Goldman’s biggest issue was, as it had been with Morgan Stanley, trying to determine the scope of the hole. Wachovia owned $122 billion of pay option ARMs, which Goldman Sachs quickly felt wasn’t going to be worth much. They each agreed to put teams on it to work up the numbers; Steel said he’d have his group fly up by morning.

Before decamping for the night, Blankfein invited Steel back to his office. He wanted to talk about titles, perhaps the most sensitive issue for men who often measure themselves as much by their business cards as by their wallets.

Blankfein said he was thinking of making Steel one of three co-presidents, along with Gary Cohn and Jon Winkelried; Steel would continue to manage Wachovia as the consumer arm of Goldman Sachs.

Steel was taken aback and slightly offended. He was already the CEO of a major bank; he’d been a vice chairman of Goldman and a deputy Treasury secretary in Washington. And now he was being asked to become one of three co-presidents?

“I’m not sure I want to be at the same level with Gary and John,” he said diplomatically. “But we’ll figure this out.”

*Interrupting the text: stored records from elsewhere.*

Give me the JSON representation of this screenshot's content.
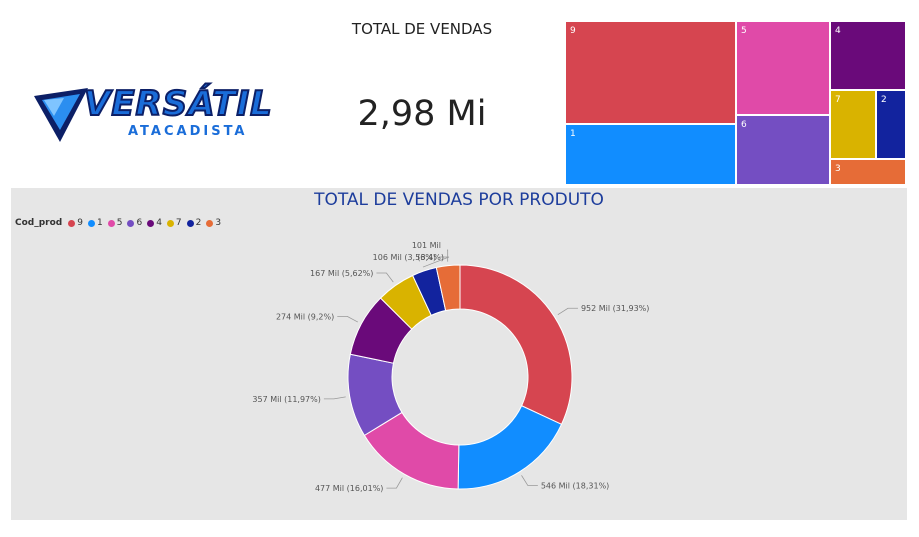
{
  "logo": {
    "word": "VERSÁTIL",
    "sub": "ATACADISTA"
  },
  "kpi": {
    "title": "TOTAL DE VENDAS",
    "value": "2,98 Mi"
  },
  "treemap": {
    "cells": [
      {
        "code": "9",
        "color": "#d64550"
      },
      {
        "code": "5",
        "color": "#e04aa8"
      },
      {
        "code": "4",
        "color": "#6a0a7a"
      },
      {
        "code": "1",
        "color": "#118dff"
      },
      {
        "code": "6",
        "color": "#744ec2"
      },
      {
        "code": "7",
        "color": "#d9b300"
      },
      {
        "code": "2",
        "color": "#12239e"
      },
      {
        "code": "3",
        "color": "#e66c37"
      }
    ]
  },
  "chart_data": {
    "type": "pie",
    "title": "TOTAL DE VENDAS POR PRODUTO",
    "legend_title": "Cod_prod",
    "legend_position": "top-left",
    "categories": [
      "9",
      "1",
      "5",
      "6",
      "4",
      "7",
      "2",
      "3"
    ],
    "values": [
      952,
      546,
      477,
      357,
      274,
      167,
      106,
      101
    ],
    "percents": [
      31.93,
      18.31,
      16.01,
      11.97,
      9.2,
      5.62,
      3.56,
      3.4
    ],
    "labels": [
      "952 Mil (31,93%)",
      "546 Mil (18,31%)",
      "477 Mil (16,01%)",
      "357 Mil (11,97%)",
      "274 Mil (9,2%)",
      "167 Mil (5,62%)",
      "106 Mil (3,56%)",
      "101 Mil (3,4%)"
    ],
    "colors": [
      "#d64550",
      "#118dff",
      "#e04aa8",
      "#744ec2",
      "#6a0a7a",
      "#d9b300",
      "#12239e",
      "#e66c37"
    ],
    "donut": true
  }
}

“Is Jamie trying to buy us?” Gary Lynch, Morgan’s general counsel, asked Mack in the corridor outside his office.

“I don’t think so,” Mack said, explaining that they were simply negotiating with JP Morgan to extend a credit line to the firm. “Why do you ask?”

“Well, something strange is going on, then,” Lynch replied.

Lynch related that an outside lawyer for Morgan Stanley’s independent board members, Faiza J. Saeed, a partner at Cravath, had just informed him that JP Morgan had called a Cravath colleague seeking to hire her to work on a deal for Morgan Stanley. She had been a little vague, but she wanted him to clear the conflict, Lynch explained.

“Wow,” Mack said.

“Yeah, this is a nice way of sending a message.”

As dusk was setting, Hank Paulson was still in his office and had just gotten off the phone with Geithner. The news was not promising. Geithner told him that Morgan Stanley had no plan apart from what he called the “naked” bank holding company scenario. Geithner said he was uncertain whether any investor—JP Morgan, Citigroup, the Chinese, or the Japanese—would come through. And he was skeptical of the Goldman-Wachovia deal.

“We’re running out of options,” he told Paulson.

Paulson, who had been living on barely three hours of sleep a night for a week, was beginning to feel nauseated. Watching the financial industry crumble in front of his eyes—the world he had inhabited his entire career—was getting to him. For a moment, he felt light-headed.

From outside his office, his staff could hear him vomit.

Saturday night, John Mack returned to his Upper East Side apartment, still nursing a persistent cold he couldn’t shake. His wife, Christy, who had driven into the city from Rye to console him, was waiting up.